Version française
Home     About     Download     Resources     Contact us    
Browse thread
[Caml-list] Need NFA/DFA conversion help
[ Home ] [ Index: by date | by threads ]
[ Search: ]

[ Message by date: previous | next ] [ Message in thread: previous | next ] [ Thread: previous | next ]
Date: -- (:)
From: Diego Olivier Fernandez Pons <Diego.FERNANDEZ_PONS@e...>
Subject: Re: [Caml-list] Need NFA/DFA conversion help
    Bonjour,


It seems there are two different problems addressed in your request :
the first one is purely technical and the second one is more
theoretical.

> like Ocamllex, except you don't need any external tool or library,
> you can define everything 'in-caml' and dynamically, as shown.
> (The core of the matcher engine is also purely functional)

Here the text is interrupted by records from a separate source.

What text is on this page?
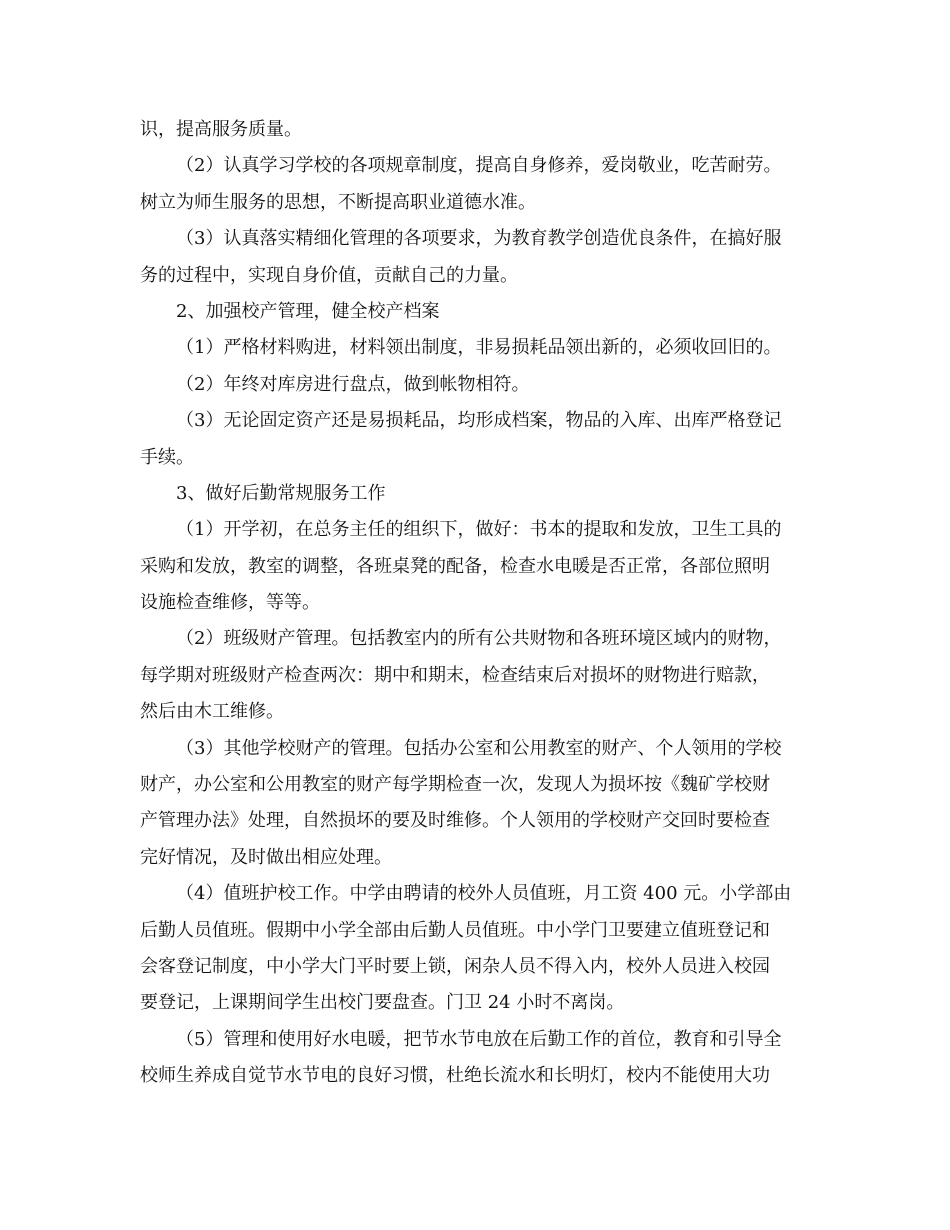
识，提高服务质量。
（2）认真学习学校的各项规章制度，提高自身修养，爱岗敬业，吃苦耐劳。
树立为师生服务的思想，不断提高职业道德水准。
（3）认真落实精细化管理的各项要求，为教育教学创造优良条件，在搞好服
务的过程中，实现自身价值，贡献自己的力量。
2、加强校产管理，健全校产档案
（1）严格材料购进，材料领出制度，非易损耗品领出新的，必须收回旧的。
（2）年终对库房进行盘点，做到帐物相符。
（3）无论固定资产还是易损耗品，均形成档案，物品的入库、出库严格登记
手续。
3、做好后勤常规服务工作
（1）开学初，在总务主任的组织下，做好：书本的提取和发放，卫生工具的
采购和发放，教室的调整，各班桌凳的配备，检查水电暖是否正常，各部位照明
设施检查维修，等等。
（2）班级财产管理。包括教室内的所有公共财物和各班环境区域内的财物，
每学期对班级财产检查两次：期中和期末，检查结束后对损坏的财物进行赔款，
然后由木工维修。
（3）其他学校财产的管理。包括办公室和公用教室的财产、个人领用的学校
财产，办公室和公用教室的财产每学期检查一次，发现人为损坏按《魏矿学校财
产管理办法》处理，自然损坏的要及时维修。个人领用的学校财产交回时要检查
完好情况，及时做出相应处理。
（4）值班护校工作。中学由聘请的校外人员值班，月工资 400 元。小学部由
后勤人员值班。假期中小学全部由后勤人员值班。中小学门卫要建立值班登记和
会客登记制度，中小学大门平时要上锁，闲杂人员不得入内，校外人员进入校园
要登记，上课期间学生出校门要盘查。门卫 24 小时不离岗。
（5）管理和使用好水电暖，把节水节电放在后勤工作的首位，教育和引导全
校师生养成自觉节水节电的良好习惯，杜绝长流水和长明灯，校内不能使用大功
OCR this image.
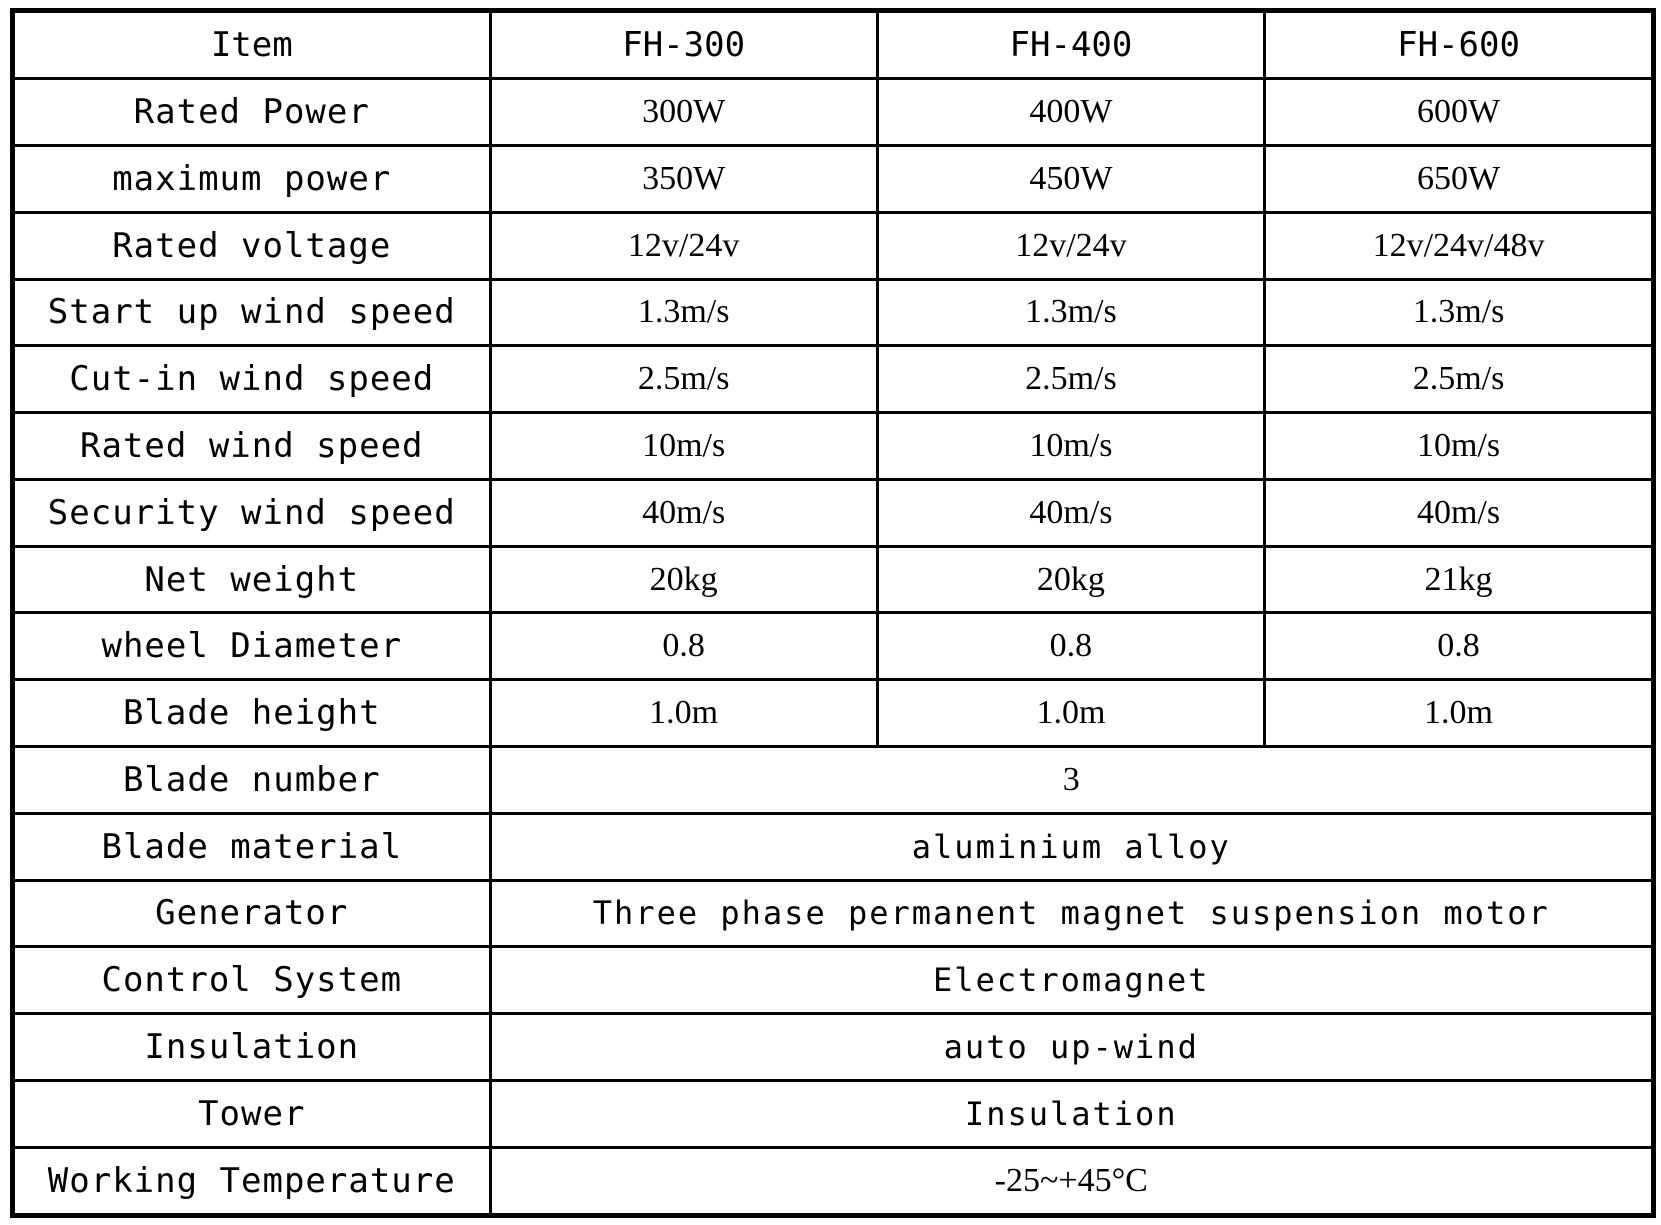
Item	FH-300	FH-400	FH-600
Rated Power	300W	400W	600W
maximum power	350W	450W	650W
Rated voltage	12v/24v	12v/24v	12v/24v/48v
Start up wind speed	1.3m/s	1.3m/s	1.3m/s
Cut-in wind speed	2.5m/s	2.5m/s	2.5m/s
Rated wind speed	10m/s	10m/s	10m/s
Security wind speed	40m/s	40m/s	40m/s
Net weight	20kg	20kg	21kg
wheel Diameter	0.8	0.8	0.8
Blade height	1.0m	1.0m	1.0m
Blade number	3		
Blade material	aluminium alloy		
Generator	Three phase permanent magnet suspension motor		
Control System	Electromagnet		
Insulation	auto up-wind		
Tower	Insulation		
Working Temperature	-25~+45°C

Tools like Lex or Yacc build an 'interpreter' (NFA, FDA, push-down
automata or transducers) which interprets your input language and
'does' something.

What you are asking is this set of tools to be done in a dynamic and
pure-caml way instead of a 2-stages mixed C/Caml. This is a technical
issue : just take the same principles that were used to build this
tools and replace the code generation by data structures construction
(sounds simple, doesn'it ?)

> Then you can either process some data, or you can save the compiled
> automaton (possibly as Ocaml or C sourcecode which can be compiled
> directly to executable code like (Ocaml)lex output).

Yes, one can imagine a generic framework that would allow you to
choose how your intepreter will be generated (source-code/data
structure, C/Caml, etc.)

> What doesn't work is sub-group matching, look ahead, etc -- things
> requiring actions in the middle of a regexp (rather than at the
> end).

Here is the second problem. You did exactly what was expected (taking
a textbook on formal languages and implement what is said). The
problem is that tools like PCRE, Lex, Yacc, etc. do not work as
textbook say. They do not accept rational or context-free languages,
they do not use DFA, NFA or LR(k) automata as claimed.

Yacc input language is not a context-free language but some kind of
restricted attribute grammar that lies somewhere between algebraic
transducers and contextual grammars. Hence tools like Bison will
contain a lot of strange hacks to handle all these extensions while
keeping the push-down automata machinery.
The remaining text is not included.